THE last interview given by legendary Welsh socialist Ray Davies will be broadcast tonight in a documentary about the 1984-85 miners’ strike.
The colourful Labour councillor, peace campaigner and prolific correspondent to the Morning Star’s letters page died aged 85 on May 7.
But in March he spoke to the makers of the Streic y Glowyr (miners’ strike) programme, which will be shown on Welsh-language station S4C (with English subtitles) at 9.30pm.
They found “Red Ray” on top form, taking aim at the Tories for their war on the Welsh coalfield communities.
In the interview Mr Davies dispelled the myth that then-PM Margaret Thatcher closed the mining industry because it was unsustainable.
“She absolutely hated the miners,” he remembered.
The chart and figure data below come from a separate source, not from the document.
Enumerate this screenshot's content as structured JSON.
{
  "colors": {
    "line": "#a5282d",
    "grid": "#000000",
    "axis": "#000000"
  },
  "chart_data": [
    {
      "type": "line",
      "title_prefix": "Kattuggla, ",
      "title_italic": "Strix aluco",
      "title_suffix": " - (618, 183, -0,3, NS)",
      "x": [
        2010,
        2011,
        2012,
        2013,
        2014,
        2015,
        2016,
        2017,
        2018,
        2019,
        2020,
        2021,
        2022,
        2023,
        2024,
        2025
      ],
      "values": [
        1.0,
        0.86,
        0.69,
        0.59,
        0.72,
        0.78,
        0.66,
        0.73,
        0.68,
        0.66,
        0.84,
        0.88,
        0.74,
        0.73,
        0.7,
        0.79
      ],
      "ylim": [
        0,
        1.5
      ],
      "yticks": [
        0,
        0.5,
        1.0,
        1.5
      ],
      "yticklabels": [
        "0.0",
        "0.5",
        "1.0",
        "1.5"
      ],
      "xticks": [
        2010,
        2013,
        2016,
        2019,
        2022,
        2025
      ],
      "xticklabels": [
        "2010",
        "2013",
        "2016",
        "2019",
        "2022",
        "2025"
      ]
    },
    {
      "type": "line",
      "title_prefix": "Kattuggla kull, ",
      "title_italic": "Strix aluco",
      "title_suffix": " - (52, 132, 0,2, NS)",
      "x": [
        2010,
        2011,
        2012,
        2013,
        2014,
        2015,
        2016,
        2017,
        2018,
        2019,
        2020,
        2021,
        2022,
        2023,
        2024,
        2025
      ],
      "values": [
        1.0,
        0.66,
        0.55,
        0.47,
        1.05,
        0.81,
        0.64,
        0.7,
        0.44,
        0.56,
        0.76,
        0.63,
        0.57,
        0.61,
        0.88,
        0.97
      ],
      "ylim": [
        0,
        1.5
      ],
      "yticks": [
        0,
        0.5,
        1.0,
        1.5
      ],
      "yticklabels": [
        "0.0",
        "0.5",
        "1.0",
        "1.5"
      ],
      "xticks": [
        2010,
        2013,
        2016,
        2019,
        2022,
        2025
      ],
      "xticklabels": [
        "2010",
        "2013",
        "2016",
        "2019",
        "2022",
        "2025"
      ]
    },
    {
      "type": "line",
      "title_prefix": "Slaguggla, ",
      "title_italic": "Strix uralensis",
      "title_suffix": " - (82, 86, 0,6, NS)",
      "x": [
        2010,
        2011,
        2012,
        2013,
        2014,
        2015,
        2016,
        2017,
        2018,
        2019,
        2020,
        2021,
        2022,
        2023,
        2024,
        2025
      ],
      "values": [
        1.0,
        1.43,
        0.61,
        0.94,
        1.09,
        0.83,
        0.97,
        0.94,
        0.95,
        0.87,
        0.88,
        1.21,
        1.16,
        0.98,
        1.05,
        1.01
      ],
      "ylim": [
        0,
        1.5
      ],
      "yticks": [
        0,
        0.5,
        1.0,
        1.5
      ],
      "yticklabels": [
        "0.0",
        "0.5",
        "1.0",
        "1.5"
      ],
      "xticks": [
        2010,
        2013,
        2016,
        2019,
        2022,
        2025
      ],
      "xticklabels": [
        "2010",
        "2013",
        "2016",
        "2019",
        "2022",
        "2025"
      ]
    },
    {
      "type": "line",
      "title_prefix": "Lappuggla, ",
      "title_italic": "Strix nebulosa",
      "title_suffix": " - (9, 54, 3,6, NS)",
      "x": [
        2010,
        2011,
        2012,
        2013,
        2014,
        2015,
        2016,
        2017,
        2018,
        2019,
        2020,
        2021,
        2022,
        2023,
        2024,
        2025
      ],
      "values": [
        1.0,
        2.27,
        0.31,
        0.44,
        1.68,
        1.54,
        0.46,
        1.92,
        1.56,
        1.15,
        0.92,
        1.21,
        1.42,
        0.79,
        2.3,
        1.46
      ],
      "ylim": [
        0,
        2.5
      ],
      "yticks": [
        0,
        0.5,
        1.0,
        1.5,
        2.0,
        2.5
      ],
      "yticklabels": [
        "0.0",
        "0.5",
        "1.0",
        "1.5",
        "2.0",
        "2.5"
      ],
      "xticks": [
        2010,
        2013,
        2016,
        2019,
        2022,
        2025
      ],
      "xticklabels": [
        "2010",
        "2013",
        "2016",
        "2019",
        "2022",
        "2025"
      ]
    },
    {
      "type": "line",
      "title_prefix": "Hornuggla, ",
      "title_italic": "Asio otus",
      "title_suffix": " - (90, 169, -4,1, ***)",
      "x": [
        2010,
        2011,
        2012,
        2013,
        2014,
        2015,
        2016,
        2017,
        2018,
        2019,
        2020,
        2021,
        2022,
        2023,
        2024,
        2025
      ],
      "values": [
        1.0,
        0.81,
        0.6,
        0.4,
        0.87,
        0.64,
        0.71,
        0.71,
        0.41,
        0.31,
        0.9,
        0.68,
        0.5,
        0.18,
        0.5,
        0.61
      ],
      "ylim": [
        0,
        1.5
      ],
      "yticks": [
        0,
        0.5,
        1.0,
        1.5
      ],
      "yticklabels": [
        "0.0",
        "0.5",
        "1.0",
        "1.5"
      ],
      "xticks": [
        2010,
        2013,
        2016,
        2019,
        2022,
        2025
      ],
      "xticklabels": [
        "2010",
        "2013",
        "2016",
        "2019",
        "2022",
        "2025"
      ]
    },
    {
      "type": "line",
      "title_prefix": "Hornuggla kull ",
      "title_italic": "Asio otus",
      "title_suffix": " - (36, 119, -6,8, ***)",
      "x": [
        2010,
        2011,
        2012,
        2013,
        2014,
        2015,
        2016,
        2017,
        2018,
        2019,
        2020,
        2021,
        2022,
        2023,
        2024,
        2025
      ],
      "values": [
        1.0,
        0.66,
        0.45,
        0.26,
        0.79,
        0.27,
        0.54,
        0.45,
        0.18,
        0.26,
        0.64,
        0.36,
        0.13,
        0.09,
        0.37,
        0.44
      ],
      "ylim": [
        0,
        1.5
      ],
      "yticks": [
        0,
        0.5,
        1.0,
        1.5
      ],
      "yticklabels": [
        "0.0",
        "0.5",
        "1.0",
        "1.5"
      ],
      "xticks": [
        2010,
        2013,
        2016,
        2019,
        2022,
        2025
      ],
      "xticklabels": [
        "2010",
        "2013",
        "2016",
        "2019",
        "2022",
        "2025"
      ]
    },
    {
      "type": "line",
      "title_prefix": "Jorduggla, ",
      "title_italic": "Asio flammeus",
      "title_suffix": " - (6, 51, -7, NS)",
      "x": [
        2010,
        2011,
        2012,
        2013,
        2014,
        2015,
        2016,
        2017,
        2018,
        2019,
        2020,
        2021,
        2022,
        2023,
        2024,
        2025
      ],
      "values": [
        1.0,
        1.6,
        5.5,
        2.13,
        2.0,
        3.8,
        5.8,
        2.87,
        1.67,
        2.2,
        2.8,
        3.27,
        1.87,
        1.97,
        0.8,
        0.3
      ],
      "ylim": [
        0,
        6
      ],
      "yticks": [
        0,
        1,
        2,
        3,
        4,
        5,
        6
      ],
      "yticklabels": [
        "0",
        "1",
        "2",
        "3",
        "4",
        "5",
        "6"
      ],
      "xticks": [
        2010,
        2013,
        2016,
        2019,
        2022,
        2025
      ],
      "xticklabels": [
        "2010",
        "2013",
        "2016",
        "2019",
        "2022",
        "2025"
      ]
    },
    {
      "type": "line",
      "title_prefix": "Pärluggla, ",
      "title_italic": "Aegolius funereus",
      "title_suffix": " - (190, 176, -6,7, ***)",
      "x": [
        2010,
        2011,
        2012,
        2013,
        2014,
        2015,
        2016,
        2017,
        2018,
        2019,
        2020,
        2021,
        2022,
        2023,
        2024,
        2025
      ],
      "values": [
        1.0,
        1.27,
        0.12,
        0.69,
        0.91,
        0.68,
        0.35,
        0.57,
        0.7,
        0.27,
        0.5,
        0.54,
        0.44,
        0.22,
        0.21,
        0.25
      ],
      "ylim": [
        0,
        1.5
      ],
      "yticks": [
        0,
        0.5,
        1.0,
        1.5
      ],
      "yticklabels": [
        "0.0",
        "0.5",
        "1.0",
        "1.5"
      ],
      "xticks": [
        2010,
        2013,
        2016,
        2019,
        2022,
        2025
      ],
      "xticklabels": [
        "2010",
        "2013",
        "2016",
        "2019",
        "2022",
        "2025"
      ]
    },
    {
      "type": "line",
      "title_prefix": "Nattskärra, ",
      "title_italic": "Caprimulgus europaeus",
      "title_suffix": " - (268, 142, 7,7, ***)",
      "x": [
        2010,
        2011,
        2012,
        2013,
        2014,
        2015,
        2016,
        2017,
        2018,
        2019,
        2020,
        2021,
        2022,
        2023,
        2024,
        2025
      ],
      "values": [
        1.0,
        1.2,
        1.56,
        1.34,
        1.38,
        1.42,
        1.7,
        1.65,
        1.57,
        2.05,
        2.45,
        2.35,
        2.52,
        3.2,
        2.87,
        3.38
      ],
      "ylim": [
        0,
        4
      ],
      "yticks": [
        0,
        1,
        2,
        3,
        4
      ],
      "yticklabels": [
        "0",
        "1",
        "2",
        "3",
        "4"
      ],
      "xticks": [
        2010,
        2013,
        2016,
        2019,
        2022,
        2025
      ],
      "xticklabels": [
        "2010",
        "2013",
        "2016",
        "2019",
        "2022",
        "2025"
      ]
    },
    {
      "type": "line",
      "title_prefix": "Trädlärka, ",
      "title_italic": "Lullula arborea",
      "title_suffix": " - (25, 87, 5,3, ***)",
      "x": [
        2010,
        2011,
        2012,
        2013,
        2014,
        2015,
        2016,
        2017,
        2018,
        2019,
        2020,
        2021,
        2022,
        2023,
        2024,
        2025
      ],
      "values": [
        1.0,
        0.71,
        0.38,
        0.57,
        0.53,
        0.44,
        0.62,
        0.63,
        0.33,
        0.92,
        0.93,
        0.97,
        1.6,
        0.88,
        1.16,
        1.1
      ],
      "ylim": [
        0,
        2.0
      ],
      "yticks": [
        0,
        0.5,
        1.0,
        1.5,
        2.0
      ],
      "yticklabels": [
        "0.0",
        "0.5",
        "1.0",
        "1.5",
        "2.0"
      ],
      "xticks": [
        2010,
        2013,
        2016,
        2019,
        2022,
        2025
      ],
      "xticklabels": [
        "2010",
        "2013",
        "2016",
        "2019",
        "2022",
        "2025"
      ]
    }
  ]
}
“She knew that she could have negotiated a way out because she knew that the miners, they thrived on negotiating and they could have come to a compromise and we could have had a decent coal industry today.”
And he said: “If Thatcher and the government had just invested the amount of money they gave those police and to police the strike and ploughed it into the coalfield, the world and Britain and the valleys would be a better place to live in today.”
The programme comes ahead of an event to remember Mr Davies’s life at the Temple of Peace in Cardiff on Saturday.
Tributes will be read by actor Michael Sheen, Labour leadership candidate Jeremy Corbyn and miners’ historian and former Labour MP Hywel Francis.